I get a lot of questions about photos and editing and all that fun stuff that comes with making a blog POP, so let’s do a little impromptu how to, shall we? First things first, I think photos are one of the most important parts of a successful blog. Bad design and poor writing can be overlooked (trust me, I’ve seen it on some super successful blogs out there), but what often makes up for it is amazing photos. I think a great blog should have all of the above, but show me jaw dropping photography and I am happy. There’s a certain level of expectation that is expected of a great, eye catching website, and I can often tell within two seconds if it has that certain it factor. I’d like to think I speak for those that don’t have a professional photographer, or super expensive equipment, or any previous photography skills. Everything I’ve learned has been through trial and error, a lot of research, and practice. I also clearly take style based photos the most, so most of my advice is about that style of photography, but can be applied elsewhere. Let’s get started!
1) The first thing I do is set my camera to take photos in the raw setting, which basically doesn’t apply any auto touches on my photos while I’m taking them. Then I make sure my camera is set to take my photos in the largest size possible. This way I can edit my photos down afterwards to any size way I want without distorting the resolution.
2) I use a Canon Rebel and a tripod and take 90% of my photos myself, and I also take my photos in the manual mode. I like the manual mode because it allows me to cheat the lighting in any situation, and also because it allows me to focus on a wall behind me for reference and step in front of the frame to take the timed, ten continuous shots at a time. I typically take 70-100 photos per style shoot, which sounds like a lot, but I like to have a ton of options when editing later. It takes me anywhere from 5-15 minutes to take the actual photos. You can read more on how I take pictures using a tripod HERE.
3) I take the majority of my pictures in the morning, between 9 and 10am. This isn’t the ideal lighting time (who has the time to wait for the golden hour?), so I often find a shadier place to avoid full on bright sunshine and find I need to overexpose my photos using the ISO setting to achieve a brighter lighting situation. I do a couple of test shots to find the ideal settings, then set up my equipment and begin. When I initially take the photos they don’t look as vivid as I want them to be, or how they look in real life, but I’ve found this can be enhanced in the editing process, so YAY. I’ve learned it’s easier to cheat a slightly overexposed photo as opposed to one that is too dark.
4) I’ve been using Picmonkey for a long time now, and recently upgraded to the deluxe version, which I like a lot. It is cheap and easy to use and doesn’t have the learning curve of Photoshop. Would I like to eventually learn how to conquer Photoshop and edit and add all these amazing layers and other such awesomeness? YES, but for now I use Picmonkey and I’m really happy with it.
After I take the 70-100 photos and think I’ve gotten some usable shots, I upload them onto my computer and go through and cull them down to about 10 that might make the cut for a blog post. The outtakes I discard are often scary and I delete those faster than you can say, hot mess.

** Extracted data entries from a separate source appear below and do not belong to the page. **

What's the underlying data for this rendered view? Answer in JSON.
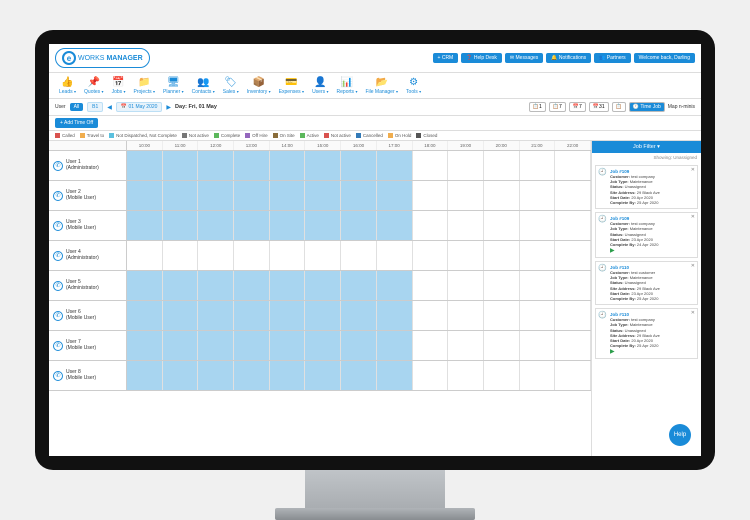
{
  "logo": {
    "letter": "e",
    "part1": "WORKS",
    "part2": "MANAGER"
  },
  "topButtons": [
    {
      "label": "+ CRM"
    },
    {
      "label": "❓ Help Desk"
    },
    {
      "label": "✉ Messages"
    },
    {
      "label": "🔔 Notifications"
    },
    {
      "label": "👥 Partners"
    },
    {
      "label": "Welcome back, Darling"
    }
  ],
  "nav": [
    {
      "icon": "👍",
      "label": "Leads"
    },
    {
      "icon": "📌",
      "label": "Quotes"
    },
    {
      "icon": "📅",
      "label": "Jobs"
    },
    {
      "icon": "📁",
      "label": "Projects"
    },
    {
      "icon": "🖥",
      "label": "Planner"
    },
    {
      "icon": "👥",
      "label": "Contacts"
    },
    {
      "icon": "🏷",
      "label": "Sales"
    },
    {
      "icon": "📦",
      "label": "Inventory"
    },
    {
      "icon": "💳",
      "label": "Expenses"
    },
    {
      "icon": "👤",
      "label": "Users"
    },
    {
      "icon": "📊",
      "label": "Reports"
    },
    {
      "icon": "📂",
      "label": "File Manager"
    },
    {
      "icon": "⚙",
      "label": "Tools"
    }
  ],
  "toolbar": {
    "userLabel": "User",
    "userAll": "All",
    "userB1": "B1",
    "dateLeft": "01 May 2020",
    "dayLabel": "Day: Fri, 01 May",
    "viewBtns": [
      "📋1",
      "📋7",
      "📅7",
      "📅31",
      "📋"
    ],
    "timeJob": "🕐 Time Job",
    "mapMinis": "Map n-minis"
  },
  "addTimeOff": "+ Add Time Off",
  "legend": [
    {
      "color": "#d9534f",
      "label": "Called"
    },
    {
      "color": "#f0ad4e",
      "label": "Travel to"
    },
    {
      "color": "#5bc0de",
      "label": "Not Dispatched, Not Complete"
    },
    {
      "color": "#777",
      "label": "Not active"
    },
    {
      "color": "#5cb85c",
      "label": "Complete"
    },
    {
      "color": "#9467bd",
      "label": "Off Hire"
    },
    {
      "color": "#8a6d3b",
      "label": "On Site"
    },
    {
      "color": "#5cb85c",
      "label": "Active"
    },
    {
      "color": "#d9534f",
      "label": "Not active"
    },
    {
      "color": "#337ab7",
      "label": "Cancelled"
    },
    {
      "color": "#f0ad4e",
      "label": "On Hold"
    },
    {
      "color": "#555",
      "label": "Closed"
    }
  ],
  "hours": [
    "10:00",
    "11:00",
    "12:00",
    "13:00",
    "14:00",
    "15:00",
    "16:00",
    "17:00",
    "18:00",
    "19:00",
    "20:00",
    "21:00",
    "22:00"
  ],
  "users": [
    {
      "name": "User 1",
      "role": "(Administrator)",
      "hl": [
        0,
        1,
        2,
        3,
        4,
        5,
        6,
        7
      ]
    },
    {
      "name": "User 2",
      "role": "(Mobile User)",
      "hl": [
        0,
        1,
        2,
        3,
        4,
        5,
        6,
        7
      ]
    },
    {
      "name": "User 3",
      "role": "(Mobile User)",
      "hl": [
        0,
        1,
        2,
        3,
        4,
        5,
        6,
        7
      ]
    },
    {
      "name": "User 4",
      "role": "(Administrator)",
      "hl": []
    },
    {
      "name": "User 5",
      "role": "(Administrator)",
      "hl": [
        0,
        1,
        2,
        3,
        4,
        5,
        6,
        7
      ]
    },
    {
      "name": "User 6",
      "role": "(Mobile User)",
      "hl": [
        0,
        1,
        2,
        3,
        4,
        5,
        6,
        7
      ]
    },
    {
      "name": "User 7",
      "role": "(Mobile User)",
      "hl": [
        0,
        1,
        2,
        3,
        4,
        5,
        6,
        7
      ]
    },
    {
      "name": "User 8",
      "role": "(Mobile User)",
      "hl": [
        0,
        1,
        2,
        3,
        4,
        5,
        6,
        7
      ]
    }
  ],
  "sidepanel": {
    "filterTitle": "Job Filter ▾",
    "showing": "Showing: Unassigned",
    "jobs": [
      {
        "num": "Job #109",
        "customer": "test company",
        "type": "Maintenance",
        "status": "Unassigned",
        "address": "29 Black Ave",
        "start": "20 Apr 2020",
        "complete": "25 Apr 2020",
        "play": false
      },
      {
        "num": "Job #109",
        "customer": "test company",
        "type": "Maintenance",
        "status": "Unassigned",
        "start": "23 Apr 2020",
        "complete": "24 Apr 2020",
        "play": true
      },
      {
        "num": "Job #110",
        "customer": "test customer",
        "type": "Maintenance",
        "status": "Unassigned",
        "address": "29 Black Ave",
        "start": "23 Apr 2020",
        "complete": "25 Apr 2020",
        "play": false
      },
      {
        "num": "Job #110",
        "customer": "test company",
        "type": "Maintenance",
        "status": "Unassigned",
        "address": "29 Black Ave",
        "start": "20 Apr 2020",
        "complete": "25 Apr 2020",
        "play": true
      }
    ]
  },
  "help": "Help"
}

I like to post no more than four or five photos in a post (I HATE scrolling through 20 or more style photos of the same thing, it drives me nuts), so I pick a couple I think I will love and I start editing.
5) I don’t do a ton of edits to my pictures. I find that playing with the exposure (contrast and highlighting does the trick 99% of the time), as well as a slight sharpening if there is a fuzziness to the photo is the easiest. Too much of the sharpening tool makes a photo look grainy, and too much contrast and highlighting looks fake and washed out, so I really try to balance this. I don’t like to use a lot of the beauty tools either, but every once in awhile, when my gray roots are INSANE, I touch them up with the dark highlighting tool.
6) The last thing I do is to resize all of my photos to the width of my post size (600px), and save it to my desktop with a label (white pants, patterned top, etc.) This way I can upload it into my post in Blogger, hit original size when I right click on it, and all my photos are the same size. This is so important. When I see a blog with irregular sized photos I am immediately turned off. It’s sort of the calling card of a beginner blog to have itty bitty pictures, or have them be all different sizes. Trust me, I did this forever and I cringe looking back at those posts! I don’t mind different photo shapes, either. I think having collages (also done in Picmonkey), makes a blog post look interesting. As long as they are the same width and placed closely together with your full size photos, and the spacing is adjusted to take away the white space between the photos in the collage, all things are good.